Ditto for TME, MKTME.
FEATURE_PARAVIRT_CTRL.MCA is even weirder, but I still don't see any reason for
KVM or QEMU to care if it's fixed or configurable. There's some crazy logic for
whether or not CR4.MCE can be cleared, but the host can't see guest CR4, and so
once again, the TDX Module's view of MCA is irrelevant when it comes to handling
TDVMCALL for the machine check MSRs.
So I think this again purely comes to back to KVM correctness and safety. More
specifically, the TDX Module needs to report features that are unconditionally
enabled or disabled and can't be emulated by KVM. For everything else, I don't
see any reason to care what the TDX module does.
I'm pretty sure that gives us a way forward. If there only a handful of features
that are unconditionally exposed to the guest, then KVM forces those features in
cpu_caps[*].
I see. Hmm. We could use this new interface to double check the fixed bits. It
seems like a relatively cheap sanity check.

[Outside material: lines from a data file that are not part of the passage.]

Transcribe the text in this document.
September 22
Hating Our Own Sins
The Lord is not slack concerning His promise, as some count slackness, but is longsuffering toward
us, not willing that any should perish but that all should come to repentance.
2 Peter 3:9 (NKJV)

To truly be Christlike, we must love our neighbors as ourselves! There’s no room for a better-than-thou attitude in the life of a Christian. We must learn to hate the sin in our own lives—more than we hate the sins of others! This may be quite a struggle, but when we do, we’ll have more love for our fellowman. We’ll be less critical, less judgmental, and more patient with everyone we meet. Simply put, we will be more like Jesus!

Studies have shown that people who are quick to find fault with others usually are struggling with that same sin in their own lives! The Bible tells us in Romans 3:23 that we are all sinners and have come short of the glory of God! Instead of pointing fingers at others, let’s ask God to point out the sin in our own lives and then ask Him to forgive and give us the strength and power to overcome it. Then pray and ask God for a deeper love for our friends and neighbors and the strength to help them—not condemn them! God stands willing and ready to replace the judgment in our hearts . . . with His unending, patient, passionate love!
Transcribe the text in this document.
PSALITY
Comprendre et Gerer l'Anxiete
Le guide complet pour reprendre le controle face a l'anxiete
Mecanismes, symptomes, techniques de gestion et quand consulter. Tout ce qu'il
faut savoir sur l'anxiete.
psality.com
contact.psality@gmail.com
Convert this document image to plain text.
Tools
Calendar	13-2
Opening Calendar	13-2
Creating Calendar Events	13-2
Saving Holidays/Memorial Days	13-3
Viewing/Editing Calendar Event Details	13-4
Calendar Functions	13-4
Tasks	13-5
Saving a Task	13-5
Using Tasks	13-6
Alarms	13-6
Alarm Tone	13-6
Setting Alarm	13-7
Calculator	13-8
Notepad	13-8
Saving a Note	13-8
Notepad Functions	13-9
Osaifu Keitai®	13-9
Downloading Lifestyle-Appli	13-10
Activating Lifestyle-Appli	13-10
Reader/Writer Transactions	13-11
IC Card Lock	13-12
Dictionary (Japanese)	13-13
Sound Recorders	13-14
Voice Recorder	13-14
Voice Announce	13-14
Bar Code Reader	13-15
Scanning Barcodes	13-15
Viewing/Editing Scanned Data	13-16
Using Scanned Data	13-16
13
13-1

There already is an interface to get CPUID bits (fixed and dynamic). But it only
works after a TD is configured. So if we want to do extra verification or
adjustments, we could use it before entering the TD. Basically, if we delay this
logic we don't need to wait for the fixed bit interface.
Oh, yeah, that'd work. Grab the guest CPUID and then verify that bits KVM needs
to be 0 (or 1) are set according, and WARN+kill if there's a mismatch.
Honestly, I'd probably prefer that over using the fixed bit interface, as my gut
says it's less likely for the TDX Module to misreport what CPUID it has created
for the guest, than it is for the TDX module to generate a "fixed bits" list that
doesn't match the code. E.g. KVM has (had?) more than a few CPUID features that
KVM emulates without actually reporting support to userspace.
The original motivation of the proposed fxied0 and fixed1 data is to
complement the CPUID configurability report, which is important for
userspace. E.g., Currently, what QEMU is doing is hardcoding the fixed0
and fixed1 information of a specific TDX release to adjust the
KVM_GET_SUPPORTED_CPUID result and gets a final "supported" CPUID set
for TDX. Hardcoding is not a good idea and it's better that KVM can get
the data from TDX module, then pass to userspace (of course KVM can
tweak the data based on its own requirement). So, do you think it's
useful to have TDX module report the fixed0/fixed1 data for this purpose?